Ein Teelöffel Honig könne in Zukunft viele Medikamente ersetzen, glauben Forscher des niederländischen Centre für Plant Breeding in Wageningen. Sie haben entdeckt, daß Bienen bei ihrer fleissigen Arbeit in Blütennektar enthaltene Proteine unverdaut im Honig anreichern. So fanden sie zu ihrer Überraschung, daß ein pilztötendes Protein aus dem Nektar des Heidekrauts Caluna vulgaris doppelt konzentriert im Honig enthalten war.

Interessant wurde diese Tatsache mit einer zweiten Entdeckung: Die Blütenforscher konnten das Gen identifizieren, daß für die Herstellung des Nektars verantwortlich ist. Werde dieses Gen nun so verändert, daß die Pflanze beliebige Wirkstoffe produziere, könnten Bienen diesen in ihrem Honig anreichern. Vorteilhaft sei diese Herstellung von Arzneien besonders für tropische Regionen, in denen die notwendige Kühlkette für die empfindlichen Wirkstoffe leicht unterbrochen werden könne.
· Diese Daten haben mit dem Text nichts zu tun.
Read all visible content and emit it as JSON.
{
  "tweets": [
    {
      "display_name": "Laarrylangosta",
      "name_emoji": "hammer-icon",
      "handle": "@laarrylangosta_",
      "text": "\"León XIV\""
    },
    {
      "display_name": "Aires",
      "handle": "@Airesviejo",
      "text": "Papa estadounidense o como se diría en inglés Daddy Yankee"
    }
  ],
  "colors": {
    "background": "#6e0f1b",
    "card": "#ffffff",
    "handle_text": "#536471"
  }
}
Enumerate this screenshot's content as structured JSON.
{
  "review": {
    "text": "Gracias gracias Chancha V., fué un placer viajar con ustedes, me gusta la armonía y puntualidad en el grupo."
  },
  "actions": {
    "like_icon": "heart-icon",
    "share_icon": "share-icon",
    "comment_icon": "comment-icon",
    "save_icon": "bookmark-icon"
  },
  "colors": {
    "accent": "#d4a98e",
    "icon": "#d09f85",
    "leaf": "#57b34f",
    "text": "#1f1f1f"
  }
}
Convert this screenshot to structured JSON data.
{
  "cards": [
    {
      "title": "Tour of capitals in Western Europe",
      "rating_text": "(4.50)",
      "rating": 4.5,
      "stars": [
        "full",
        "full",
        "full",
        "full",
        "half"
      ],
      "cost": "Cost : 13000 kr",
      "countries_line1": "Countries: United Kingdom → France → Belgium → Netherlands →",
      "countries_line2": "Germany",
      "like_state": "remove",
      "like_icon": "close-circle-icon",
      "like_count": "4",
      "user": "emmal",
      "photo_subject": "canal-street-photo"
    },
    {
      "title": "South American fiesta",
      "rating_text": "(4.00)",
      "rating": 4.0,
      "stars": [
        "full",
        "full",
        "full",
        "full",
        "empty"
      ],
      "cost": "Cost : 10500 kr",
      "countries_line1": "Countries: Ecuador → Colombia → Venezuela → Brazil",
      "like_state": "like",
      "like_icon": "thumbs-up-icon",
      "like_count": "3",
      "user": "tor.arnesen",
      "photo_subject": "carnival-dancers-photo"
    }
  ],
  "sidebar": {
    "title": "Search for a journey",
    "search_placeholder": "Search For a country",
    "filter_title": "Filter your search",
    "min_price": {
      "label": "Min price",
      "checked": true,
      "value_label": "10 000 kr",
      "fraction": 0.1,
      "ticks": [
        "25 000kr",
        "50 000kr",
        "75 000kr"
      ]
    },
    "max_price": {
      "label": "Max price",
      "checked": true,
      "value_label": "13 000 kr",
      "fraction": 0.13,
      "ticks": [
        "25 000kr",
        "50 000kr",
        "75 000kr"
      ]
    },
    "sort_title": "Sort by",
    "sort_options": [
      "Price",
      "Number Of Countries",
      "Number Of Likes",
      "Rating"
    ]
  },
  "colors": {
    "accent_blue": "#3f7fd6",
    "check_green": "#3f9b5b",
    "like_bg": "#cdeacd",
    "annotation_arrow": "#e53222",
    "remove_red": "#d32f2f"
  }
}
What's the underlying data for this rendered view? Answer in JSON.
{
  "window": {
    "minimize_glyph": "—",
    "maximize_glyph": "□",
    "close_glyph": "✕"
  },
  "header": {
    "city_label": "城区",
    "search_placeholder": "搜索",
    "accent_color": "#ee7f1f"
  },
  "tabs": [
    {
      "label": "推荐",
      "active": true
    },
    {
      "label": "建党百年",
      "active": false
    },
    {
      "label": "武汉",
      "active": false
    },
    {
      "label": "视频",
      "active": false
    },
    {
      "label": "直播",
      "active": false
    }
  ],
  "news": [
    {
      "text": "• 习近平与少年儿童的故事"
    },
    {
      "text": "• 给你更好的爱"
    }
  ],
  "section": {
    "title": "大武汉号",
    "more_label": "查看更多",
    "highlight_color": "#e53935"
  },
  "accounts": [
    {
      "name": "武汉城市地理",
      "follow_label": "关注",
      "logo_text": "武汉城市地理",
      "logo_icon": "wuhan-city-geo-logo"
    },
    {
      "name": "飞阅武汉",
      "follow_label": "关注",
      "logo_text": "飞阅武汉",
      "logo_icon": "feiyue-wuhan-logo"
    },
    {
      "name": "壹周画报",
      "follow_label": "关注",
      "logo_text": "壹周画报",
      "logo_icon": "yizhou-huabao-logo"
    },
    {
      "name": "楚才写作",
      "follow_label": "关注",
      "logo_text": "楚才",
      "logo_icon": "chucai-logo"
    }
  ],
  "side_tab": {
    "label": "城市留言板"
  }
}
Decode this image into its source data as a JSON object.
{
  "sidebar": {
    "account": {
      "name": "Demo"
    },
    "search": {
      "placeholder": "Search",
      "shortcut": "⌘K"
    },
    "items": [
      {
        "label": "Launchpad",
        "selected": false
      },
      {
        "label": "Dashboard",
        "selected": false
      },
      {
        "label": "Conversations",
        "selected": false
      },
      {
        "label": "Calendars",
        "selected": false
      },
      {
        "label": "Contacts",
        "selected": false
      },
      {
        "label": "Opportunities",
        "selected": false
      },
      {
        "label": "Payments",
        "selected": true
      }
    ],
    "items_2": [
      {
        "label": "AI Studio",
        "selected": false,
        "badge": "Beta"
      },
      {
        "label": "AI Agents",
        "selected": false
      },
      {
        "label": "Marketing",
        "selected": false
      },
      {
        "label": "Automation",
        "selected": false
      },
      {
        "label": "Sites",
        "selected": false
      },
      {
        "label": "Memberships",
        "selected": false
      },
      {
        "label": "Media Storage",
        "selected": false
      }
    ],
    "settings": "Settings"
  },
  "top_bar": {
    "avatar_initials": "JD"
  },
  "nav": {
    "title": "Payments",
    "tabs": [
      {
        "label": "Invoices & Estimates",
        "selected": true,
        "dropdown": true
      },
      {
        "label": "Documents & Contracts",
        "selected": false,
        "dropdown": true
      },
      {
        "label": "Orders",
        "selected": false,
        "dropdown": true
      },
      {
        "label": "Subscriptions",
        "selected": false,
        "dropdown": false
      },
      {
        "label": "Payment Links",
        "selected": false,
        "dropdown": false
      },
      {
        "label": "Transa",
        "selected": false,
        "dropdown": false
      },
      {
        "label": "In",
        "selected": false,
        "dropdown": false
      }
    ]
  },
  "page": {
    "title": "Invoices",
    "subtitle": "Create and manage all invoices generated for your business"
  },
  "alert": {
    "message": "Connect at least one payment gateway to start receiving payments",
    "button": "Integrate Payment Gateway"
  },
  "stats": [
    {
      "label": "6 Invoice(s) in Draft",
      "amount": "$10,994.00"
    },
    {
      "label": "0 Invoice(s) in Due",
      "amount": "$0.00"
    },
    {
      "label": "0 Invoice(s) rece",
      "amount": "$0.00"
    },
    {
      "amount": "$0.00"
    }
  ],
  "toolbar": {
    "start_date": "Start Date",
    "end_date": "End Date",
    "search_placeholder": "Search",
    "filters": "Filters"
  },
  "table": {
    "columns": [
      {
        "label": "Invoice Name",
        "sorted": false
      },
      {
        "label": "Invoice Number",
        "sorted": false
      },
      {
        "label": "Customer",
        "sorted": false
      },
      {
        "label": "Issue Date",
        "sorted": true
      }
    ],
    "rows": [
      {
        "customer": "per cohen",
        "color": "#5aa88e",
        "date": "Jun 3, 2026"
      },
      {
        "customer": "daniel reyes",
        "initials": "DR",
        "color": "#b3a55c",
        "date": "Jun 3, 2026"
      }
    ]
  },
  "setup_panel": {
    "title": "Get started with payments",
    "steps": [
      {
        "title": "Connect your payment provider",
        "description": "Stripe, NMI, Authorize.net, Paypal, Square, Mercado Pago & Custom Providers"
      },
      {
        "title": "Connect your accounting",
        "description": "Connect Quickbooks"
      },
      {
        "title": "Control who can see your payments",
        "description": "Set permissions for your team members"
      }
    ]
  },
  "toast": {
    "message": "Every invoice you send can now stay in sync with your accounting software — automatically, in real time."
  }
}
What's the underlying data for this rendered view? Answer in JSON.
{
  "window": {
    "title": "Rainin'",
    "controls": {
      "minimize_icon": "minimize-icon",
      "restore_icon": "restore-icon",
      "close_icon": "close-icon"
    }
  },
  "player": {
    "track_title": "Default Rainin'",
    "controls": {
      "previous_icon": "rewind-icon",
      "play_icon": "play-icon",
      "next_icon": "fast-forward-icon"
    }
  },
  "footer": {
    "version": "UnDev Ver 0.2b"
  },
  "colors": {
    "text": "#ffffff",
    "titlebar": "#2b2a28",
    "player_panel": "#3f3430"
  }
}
Nun wollen die Forscher ihre Erkenntnisse an genetisch veränderten Petunien überprüfen, die in ihrem Nektar einen Wirkstoff gegen eine Hundekrankheit aufbauen sollen. Die Hunde könnten dann den Honig direkt zu sich nehmen oder ein Konzentrat injiziert bekommen. Um ein "Fremdgehen" der Bienen zu vermeiden halten die Forscher eine friedliche Bienenart, die ohne Probleme in einem geschlossenen Glashaus gehalten werden könnten.